Companies within the space industry are new to these sorts of cybersecurity threats. Decades earlier, satellites were much more customized, with project-specific software and hardware accessible mainly to its creators. The closed community of engineers and developers acted as an indirect safety measure comparable to the secretive cabals of engineers guarding the know-how of building tombs for ancient pharaohs.
“Early satellites were very much custom craft. There was nothing to them except their particular design and almost down to the level of the circuit itself was hand-built, engineered, and tested to the best they could within the confines of the organization that was developing the satellite,” Malik explained.
That relative safety of the past is now gone. Orbital devices running on legacy software and hardware were not designed to withstand trials of 21st-century threat vectors.
Meanwhile, modern satellites are much more commoditized with standard functionality modes, control systems, and software options that are available from stock. This allows for cost reduction but opens the door for security breaches, since a backdoor in one piece of commonly used software can affect many satellites running it.
Eye-opening cases were observed as recently as 2019 when Armis researchers discovered 11 vulnerabilities in the Wind River VxWorks operating system used by two billion devices, including satellite modems, mission-critical systems such as SCADA, and even Mars rovers. The flaws meant an attacker could gain full control of the system remotely.
“My sense is space is lagging behind other industries in terms of recognizing the threat and actually making changes in the security design architecture. It’s because we just haven’t paid a lot of attention to it. So, if you think back to what the state of cybersecurity for automobiles was before they hacked the Jeep on 60 minutes. I’d say not great,” Weeden said.
Here to help
There were attempts to intercept data such as one that Pavur’s team carried out come into play. Even though experts we talked to don’t agree on whether satellite data interception should be categorized as a cyber threat, it’s hard to disagree that low-cost experiments shed light on how vulnerable to hacking satellites are.

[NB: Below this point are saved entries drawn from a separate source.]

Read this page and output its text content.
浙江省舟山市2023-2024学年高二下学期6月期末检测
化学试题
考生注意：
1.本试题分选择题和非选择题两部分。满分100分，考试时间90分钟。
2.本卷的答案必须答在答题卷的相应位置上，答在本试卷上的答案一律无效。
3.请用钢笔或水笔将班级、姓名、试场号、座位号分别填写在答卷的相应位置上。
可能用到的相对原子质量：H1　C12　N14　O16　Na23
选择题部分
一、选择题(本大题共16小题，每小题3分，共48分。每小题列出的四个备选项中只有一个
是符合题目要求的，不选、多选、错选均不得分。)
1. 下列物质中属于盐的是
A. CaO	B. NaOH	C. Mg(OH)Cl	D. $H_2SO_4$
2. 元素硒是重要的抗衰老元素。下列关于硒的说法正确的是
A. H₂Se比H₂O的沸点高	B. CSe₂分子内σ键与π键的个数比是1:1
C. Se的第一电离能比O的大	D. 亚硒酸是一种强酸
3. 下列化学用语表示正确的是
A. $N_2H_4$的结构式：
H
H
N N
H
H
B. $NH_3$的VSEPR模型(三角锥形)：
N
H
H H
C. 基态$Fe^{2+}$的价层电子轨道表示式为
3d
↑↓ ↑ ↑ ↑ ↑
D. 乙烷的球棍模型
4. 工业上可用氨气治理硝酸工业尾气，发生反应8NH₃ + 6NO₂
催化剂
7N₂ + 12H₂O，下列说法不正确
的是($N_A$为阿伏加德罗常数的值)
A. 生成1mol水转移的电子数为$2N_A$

“Aerospace is a little bit more of an insular community and is not as accustomed to getting contacts. For example, it’s very hard to find who’s the right person to talk to you at a satellite company for vulnerability disclosure. And that difference, I think, is starting to change as events like Hack-a-Sat raised the attention of how security researchers can help improve these systems,” Pavur said.
Aerospace is a little bit more of an insular community and is not as accustomed to getting contacts,James Pavur.
There’s still a long way to go. While companies with a presence in orbit need to get more accustomed to penetration testing, governments need to provide clear cybersecurity guidelines that companies could adhere to. As of now, there aren’t many.
As Weeden explained, one of the first attempts at regulating cybersecurity for satellites came only a few months prior by the outgoing Trump administration. However, at this stage, documents only highlighted a need to follow the industry’s best practices and standards.
The lack of centralization is best illustrated by the fact that licensing for satellites in the U.S. is done by three different agencies. FCC issues radio frequency licenses, NOAA issues commercial remote sensing licenses, and the FAA certifies commercial launch and re-entry.
“If you’re a contractor building up a satellite for the military, there’s going to be a lot of cybersecurity standards there because the military is aware of safety concerns. But the commercial systems are much less so,” Weeden explained.
With the possibility that private companies will own most satellites, it seems irresponsible to not have standard cyber safety measures for the devices in orbit. Even though satellites are using new encryption techniques and incorporating spectrum technologies, there’s no class on satellite safety, as Malik puts it.